Si les hommes ont gagné la bataille psychologique sur les animaux, leurs organismes ont souffert au terme de ces 7 jours d’apprentissage. “Tout le monde était ereinté au bout d’une semaine malgré les matelas installés dans le bureau”, précisent les membres du GAEC. Leur conseil : se faire aider par les voisins et les copains. “Il faut être deux en permanence sans oublier, qu’en plus, il reste le travail quotidien”. Les périodes de grands travaux (semis ou récolte de maïs) sont donc à proscrire pour toute bascule de même que la saison de pâturage. Aller chercher chaque vache au champ est inconcevable.

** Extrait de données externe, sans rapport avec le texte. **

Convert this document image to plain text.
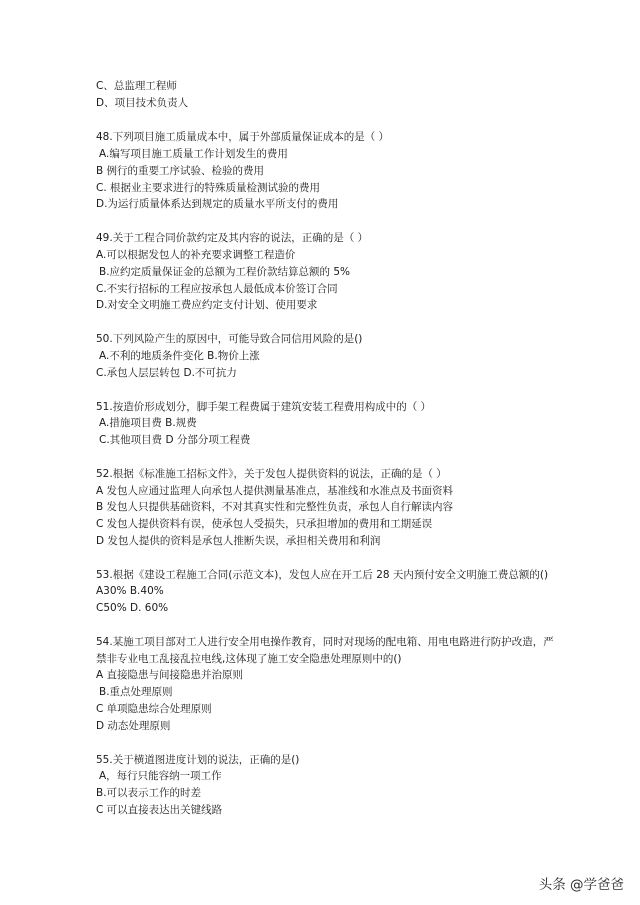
C、总监理工程师
D、项目技术负责人
48.下列项目施工质量成本中，属于外部质量保证成本的是（ ）
A.编写项目施工质量工作计划发生的费用
B 例行的重要工序试验、检验的费用
C. 根据业主要求进行的特殊质量检测试验的费用
D.为运行质量体系达到规定的质量水平所支付的费用
49.关于工程合同价款约定及其内容的说法，正确的是（ ）
A.可以根据发包人的补充要求调整工程造价
B.应约定质量保证金的总额为工程价款结算总额的 5%
C.不实行招标的工程应按承包人最低成本价签订合同
D.对安全文明施工费应约定支付计划、使用要求
50.下列风险产生的原因中，可能导致合同信用风险的是()
A.不利的地质条件变化 B.物价上涨
C.承包人层层转包 D.不可抗力
51.按造价形成划分，脚手架工程费属于建筑安装工程费用构成中的（ ）
A.措施项目费 B.规费
C.其他项目费 D 分部分项工程费
52.根据《标准施工招标文件》，关于发包人提供资料的说法，正确的是（ ）
A 发包人应通过监理人向承包人提供测量基准点，基准线和水准点及书面资料
B 发包人只提供基础资料，不对其真实性和完整性负责，承包人自行解读内容
C 发包人提供资料有误，使承包人受损失，只承担增加的费用和工期延误
D 发包人提供的资料是承包人推断失误，承担相关费用和利润
53.根据《建设工程施工合同(示范文本)，发包人应在开工后 28 天内预付安全文明施工费总额的()
A30% B.40%
C50% D. 60%
54.某施工项目部对工人进行安全用电操作教育，同时对现场的配电箱、用电电路进行防护改造，严
禁非专业电工乱接乱拉电线,这体现了施工安全隐患处理原则中的()
A 直接隐患与间接隐患并治原则
B.重点处理原则
C 单项隐患综合处理原则
D 动态处理原则
55.关于横道图进度计划的说法，正确的是()
A，每行只能容纳一项工作
B.可以表示工作的时差
C 可以直接表达出关键线路
头条 @学爸爸
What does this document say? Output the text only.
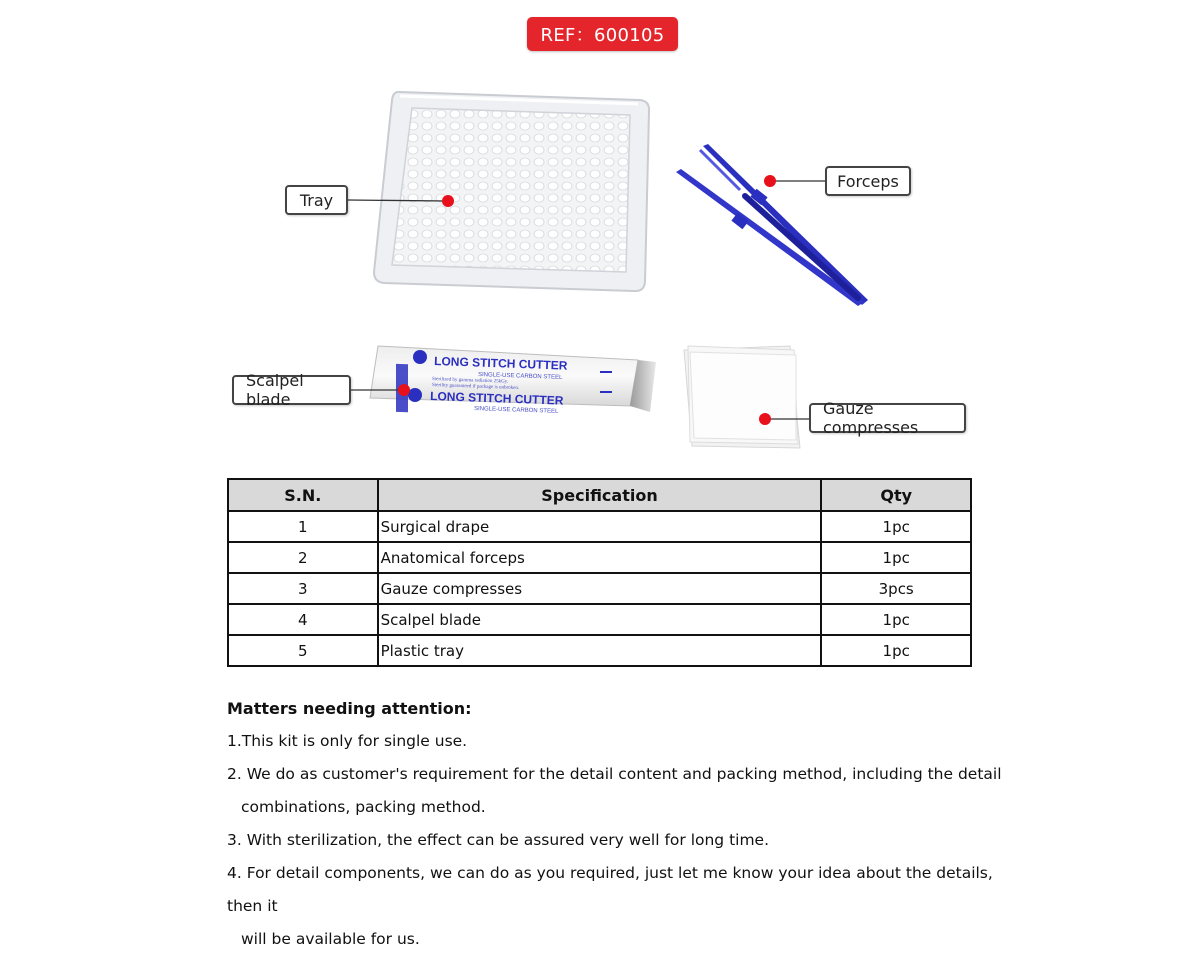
REF：600105
LONG STITCH CUTTER
SINGLE-USE CARBON STEEL
Sterilized by gamma radiation 25kGy.
Sterility guaranteed if package is unbroken.
LONG STITCH CUTTER
SINGLE-USE CARBON STEEL
Tray
Forceps
Scalpel blade	Gauze compresses
S.N.	Specification	Qty
1	Surgical drape	1pc
2	Anatomical forceps	1pc
3	Gauze compresses	3pcs
4	Scalpel blade	1pc
5	Plastic tray	1pc
Matters needing attention:
1.This kit is only for single use.
2. We do as customer's requirement for the detail content and packing method, including the detail
combinations, packing method.
3. With sterilization, the effect can be assured very well for long time.
4. For detail components, we can do as you required, just let me know your idea about the details, then it
will be available for us.
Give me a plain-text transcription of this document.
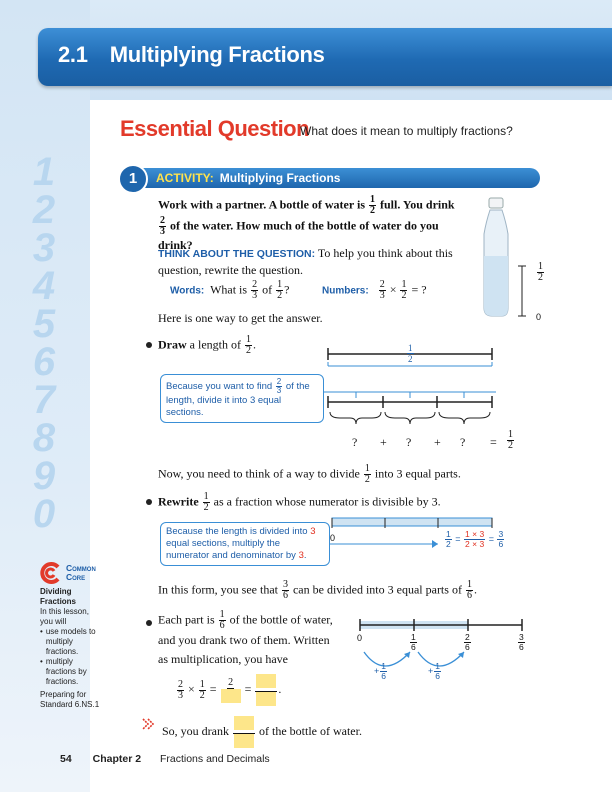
1
2
3
4
5
6
7
8
9
0
2.1 Multiplying Fractions
Essential Question
What does it mean to multiply fractions?
1	ACTIVITY: Multiplying Fractions
Work with a partner. A bottle of water is $\frac{1}{2}$ full. You drink
$\frac{2}{3}$ of the water. How much of the bottle of water do you drink?
$\frac{1}{2}$
0
THINK ABOUT THE QUESTION: To help you think about this
question, rewrite the question.
Words: What is $\frac{2}{3}$ of $\frac{1}{2}$ ?	Numbers: $\frac{2}{3} \times \frac{1}{2}$ = ?
Here is one way to get the answer.
Draw a length of $\frac{1}{2}$ .	$\frac{1}{2}$
Because you want to find $\frac{2}{3}$ of the length, divide it into 3 equal sections.
? + ? + ? = $\frac{1}{2}$
Now, you need to think of a way to divide $\frac{1}{2}$ into 3 equal parts.
Rewrite $\frac{1}{2}$ as a fraction whose numerator is divisible by 3.
0	$\frac{1}{2} = \frac{1 \times 3}{2 \times 3} = \frac{3}{6}$
Because the length is divided into 3 equal sections, multiply the numerator and denominator by 3.
In this form, you see that $\frac{3}{6}$ can be divided into 3 equal parts of $\frac{1}{6}$ .
Each part is $\frac{1}{6}$ of the bottle of water,
and you drank two of them. Written
as multiplication, you have
0	$\frac{1}{6}$	$\frac{2}{6}$	$\frac{3}{6}$
+ $\frac{1}{6}$	+ $\frac{1}{6}$
$\frac{2}{3} \times \frac{1}{2} = 2$ = .
So, you drank	of the bottle of water.
Common
Core
Dividing Fractions
In this lesson, you will
• use models to multiply fractions.
• multiply fractions by fractions.
Preparing for Standard 6.NS.1
54 Chapter 2 Fractions and Decimals
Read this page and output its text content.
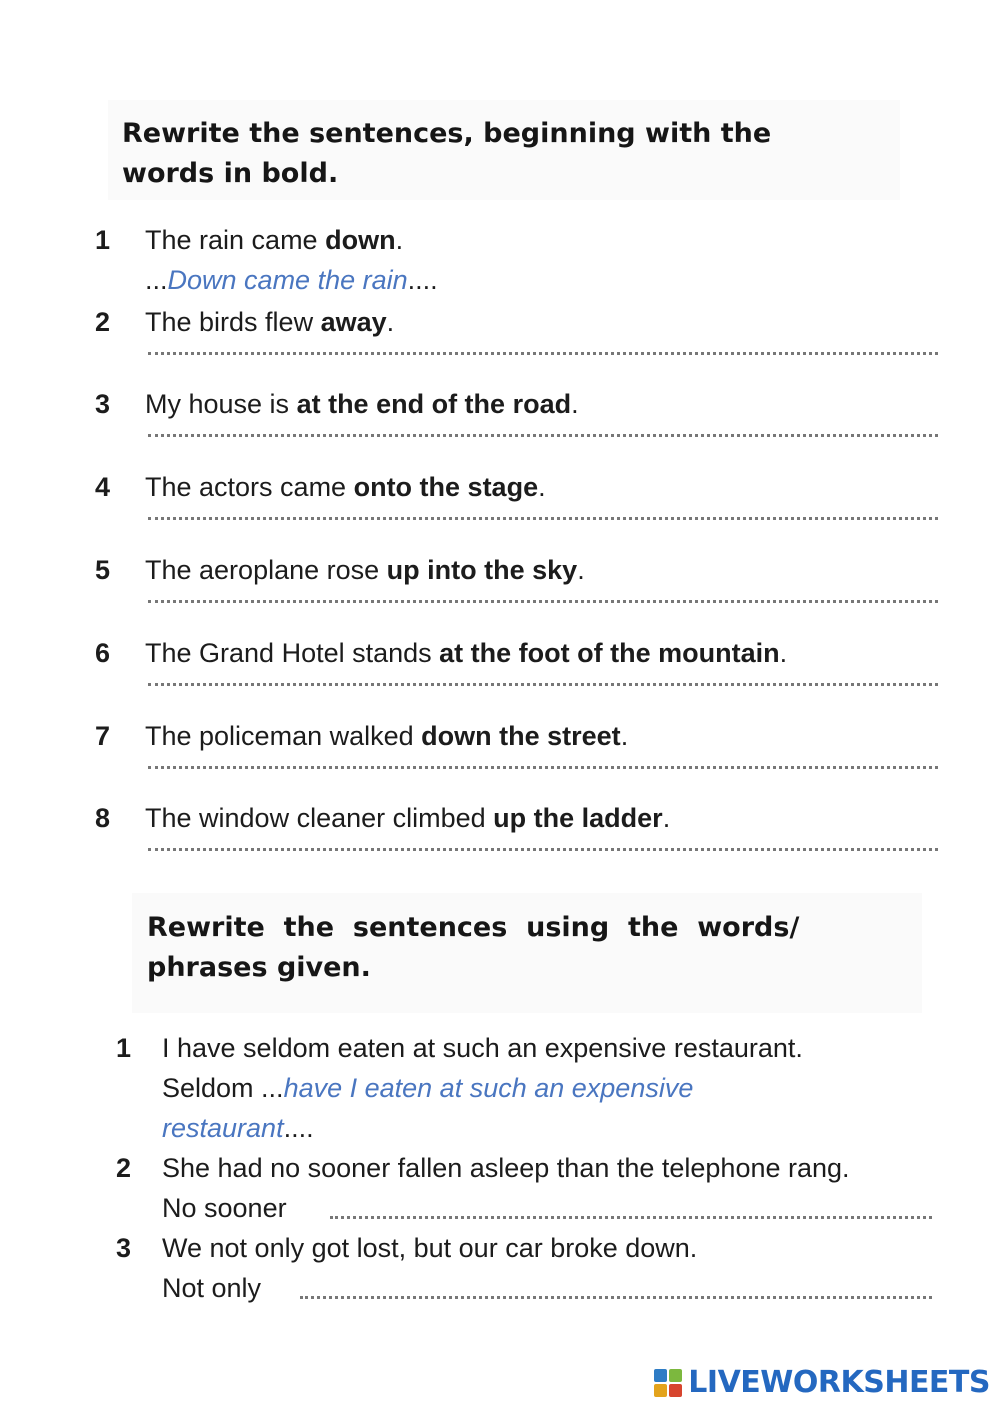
Rewrite the sentences, beginning with the
words in bold.
1 The rain came down.
...Down came the rain....
2 The birds flew away.
3 My house is at the end of the road.
4 The actors came onto the stage.
5 The aeroplane rose up into the sky.
6 The Grand Hotel stands at the foot of the mountain.
7 The policeman walked down the street.
8 The window cleaner climbed up the ladder.
Rewrite  the  sentences  using  the  words/
phrases given.
1 I have seldom eaten at such an expensive restaurant.
Seldom ...have I eaten at such an expensive
restaurant....
2 She had no sooner fallen asleep than the telephone rang.
No sooner
3 We not only got lost, but our car broke down.
Not only
LIVEWORKSHEETS
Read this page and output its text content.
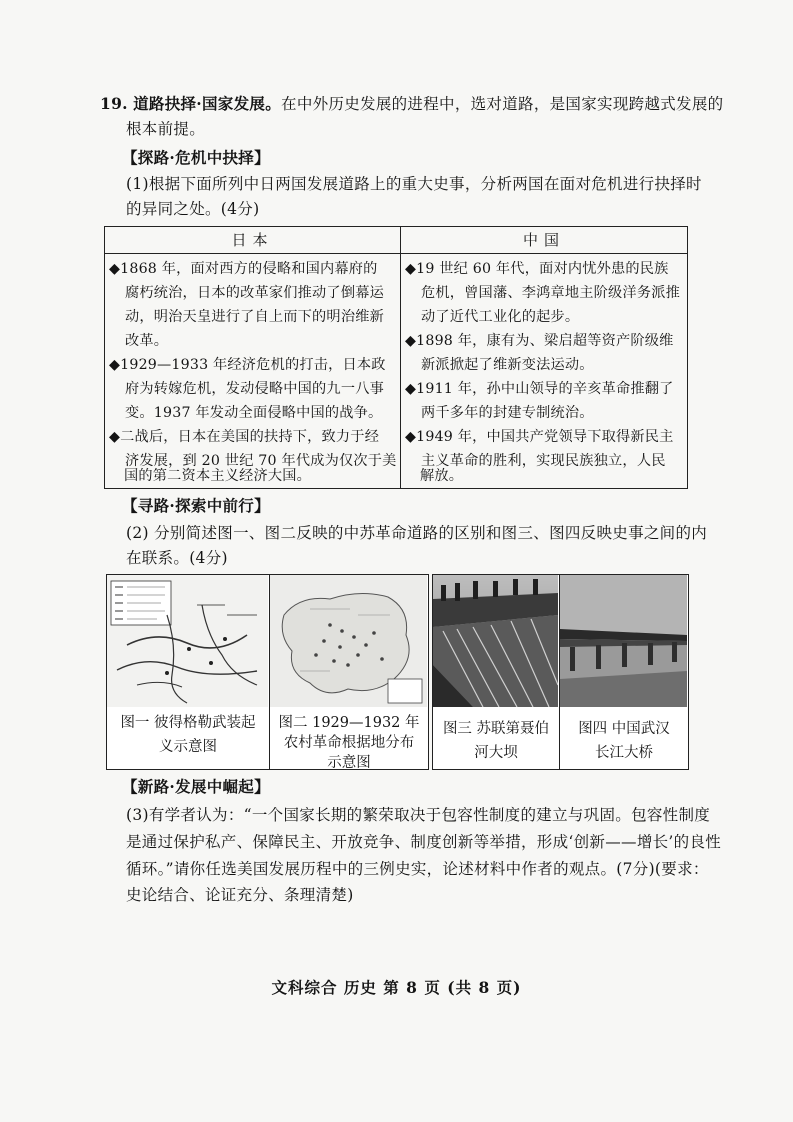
19. 道路抉择·国家发展。在中外历史发展的进程中，选对道路，是国家实现跨越式发展的
根本前提。
【探路·危机中抉择】
(1)根据下面所列中日两国发展道路上的重大史事，分析两国在面对危机进行抉择时
的异同之处。(4分)
日本	中国
◆1868 年，面对西方的侵略和国内幕府的
腐朽统治，日本的改革家们推动了倒幕运
动，明治天皇进行了自上而下的明治维新
改革。
◆1929—1933 年经济危机的打击，日本政
府为转嫁危机，发动侵略中国的九一八事
变。1937 年发动全面侵略中国的战争。
◆二战后，日本在美国的扶持下，致力于经
济发展，到 20 世纪 70 年代成为仅次于美
◆19 世纪 60 年代，面对内忧外患的民族
危机，曾国藩、李鸿章地主阶级洋务派推
动了近代工业化的起步。
◆1898 年，康有为、梁启超等资产阶级维
新派掀起了维新变法运动。
◆1911 年，孙中山领导的辛亥革命推翻了
两千多年的封建专制统治。
◆1949 年，中国共产党领导下取得新民主
主义革命的胜利，实现民族独立，人民
国的第二资本主义经济大国。	解放。
【寻路·探索中前行】
(2) 分别简述图一、图二反映的中苏革命道路的区别和图三、图四反映史事之间的内
在联系。(4分)
图一 彼得格勒武装起
义示意图
图二 1929—1932 年
农村革命根据地分布
示意图
图三 苏联第聂伯
河大坝
图四 中国武汉
长江大桥
【新路·发展中崛起】
(3)有学者认为：“一个国家长期的繁荣取决于包容性制度的建立与巩固。包容性制度
是通过保护私产、保障民主、开放竞争、制度创新等举措，形成‘创新——增长’的良性
循环。”请你任选美国发展历程中的三例史实，论述材料中作者的观点。(7分)(要求：
史论结合、论证充分、条理清楚)
文科综合 历史 第 8 页 (共 8 页)
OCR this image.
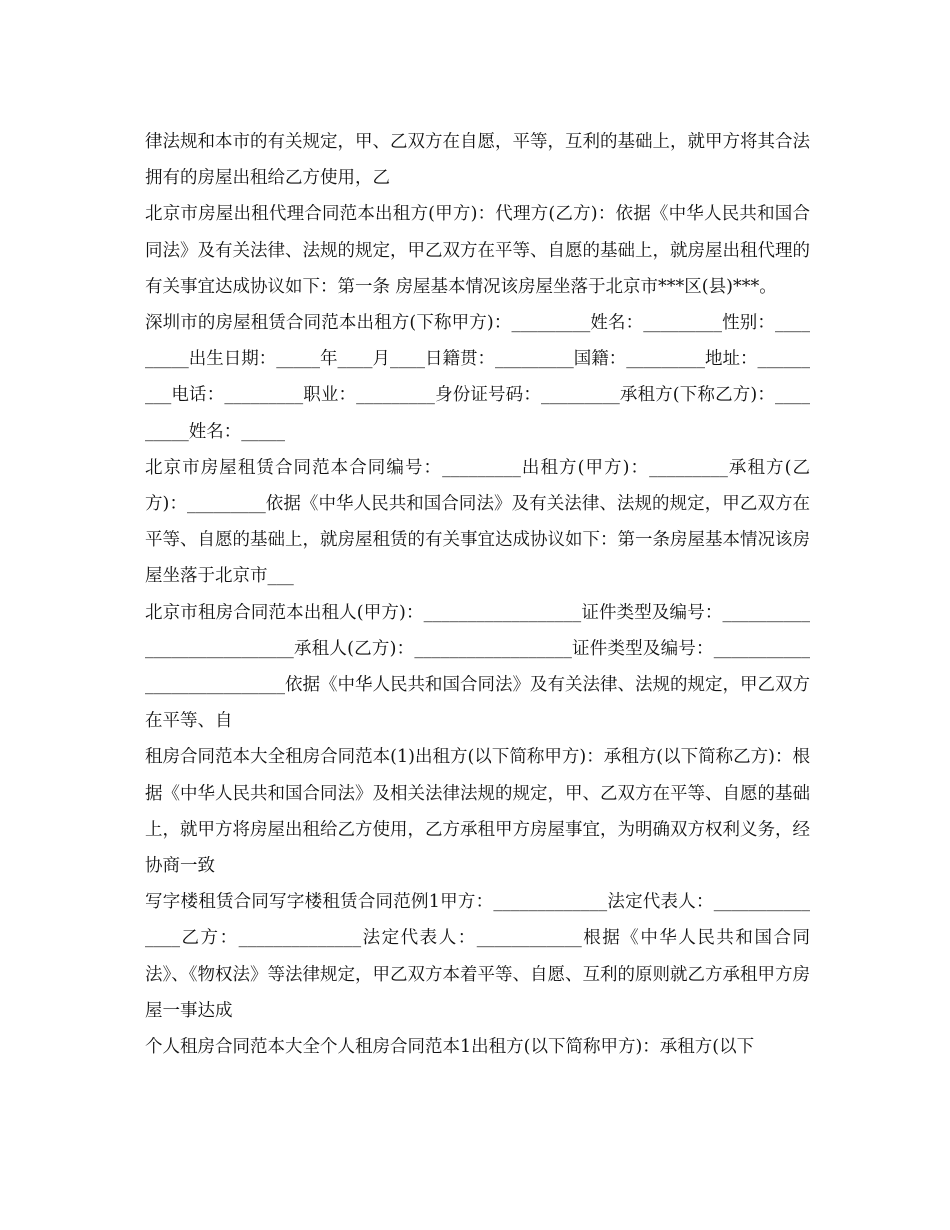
律法规和本市的有关规定，甲、乙双方在自愿，平等，互利的基础上，就甲方将其合法拥有的房屋出租给乙方使用，乙

北京市房屋出租代理合同范本出租方(甲方)：代理方(乙方)：依据《中华人民共和国合同法》及有关法律、法规的规定，甲乙双方在平等、自愿的基础上，就房屋出租代理的有关事宜达成协议如下：第一条 房屋基本情况该房屋坐落于北京市***区(县)***。

深圳市的房屋租赁合同范本出租方(下称甲方)：_________姓名：_________性别：_________出生日期：_____年____月____日籍贯：_________国籍：_________地址：_________电话：_________职业：_________身份证号码：_________承租方(下称乙方)：_________姓名：_____

北京市房屋租赁合同范本合同编号：_________出租方(甲方)：_________承租方(乙方)：_________依据《中华人民共和国合同法》及有关法律、法规的规定，甲乙双方在平等、自愿的基础上，就房屋租赁的有关事宜达成协议如下：第一条房屋基本情况该房屋坐落于北京市___

北京市租房合同范本出租人(甲方)：__________________证件类型及编号：___________________________承租人(乙方)：__________________证件类型及编号：___________________________依据《中华人民共和国合同法》及有关法律、法规的规定，甲乙双方在平等、自

租房合同范本大全租房合同范本(1)出租方(以下简称甲方)：承租方(以下简称乙方)：根据《中华人民共和国合同法》及相关法律法规的规定，甲、乙双方在平等、自愿的基础上，就甲方将房屋出租给乙方使用，乙方承租甲方房屋事宜，为明确双方权利义务，经协商一致

写字楼租赁合同写字楼租赁合同范例1甲方：_____________法定代表人：_______________乙方：______________法定代表人：____________根据《中华人民共和国合同法》、《物权法》等法律规定，甲乙双方本着平等、自愿、互利的原则就乙方承租甲方房屋一事达成

个人租房合同范本大全个人租房合同范本1出租方(以下简称甲方)：承租方(以下
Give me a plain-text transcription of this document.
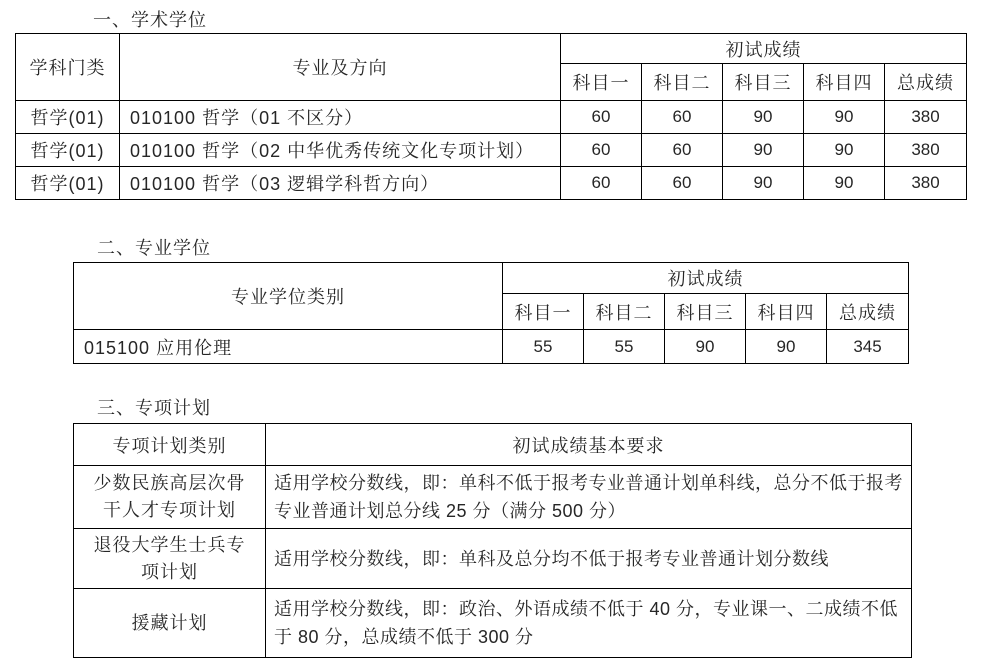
一、学术学位
学科门类	专业及方向	初试成绩				
		科目一	科目二	科目三	科目四	总成绩
哲学(01)	010100 哲学（01 不区分）	60	60	90	90	380
哲学(01)	010100 哲学（02 中华优秀传统文化专项计划）	60	60	90	90	380
哲学(01)	010100 哲学（03 逻辑学科哲方向）	60	60	90	90	380
二、专业学位
专业学位类别	初试成绩				
	科目一	科目二	科目三	科目四	总成绩
015100 应用伦理	55	55	90	90	345
三、专项计划
专项计划类别	初试成绩基本要求
少数民族高层次骨干人才专项计划	适用学校分数线，即：单科不低于报考专业普通计划单科线，总分不低于报考专业普通计划总分线 25 分（满分 500 分）
退役大学生士兵专项计划	适用学校分数线，即：单科及总分均不低于报考专业普通计划分数线
援藏计划	适用学校分数线，即：政治、外语成绩不低于 40 分，专业课一、二成绩不低于 80 分，总成绩不低于 300 分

Une appropriation de l’informatique perfectible
La robotisation ne serait rien sans l’informatique et de la bonne maîtrise du logiciel dépend la réussite de la mutation.
Sur ce point, le GAEC de La Bretonnière estime que la prise en mains est perfectible. “Une journée de formation avec d’autres éleveurs, rapporte Alexandre. Il faudrait quelque chose de plus approfondi” évoquant même une forme de mini stage chez un autre éleveur déjà équipé.
Certes, les techniciens du fabricant maîtrisent parfaitement l’outil et sont à l’écoute. A l’écoute mais pas toujours physiquement présents quand un problème se pose. “On nous a conseillé d’écrire nos questions. C’est ce que nous avons fait. Plusieurs pages mais quand on s’y est penché avec les spécialistes pour avoir les réponses, ça fait énormément d’informations à assimiler en même temps. C’est d’autant plus délicat que nous sommes en état de fatigue physique, cérébrale, parfois en état de stress”.
Des efforts à faire donc du côté des fabricants même si on ne solutionnera pas tout, tout de suite, pour se sentir plus rapidement à l’aise avec la souris. “Ça fait 7 mois que l’on pratique le logiciel mais on n’en connait peut-être que la moitié ”, estime Jean-François.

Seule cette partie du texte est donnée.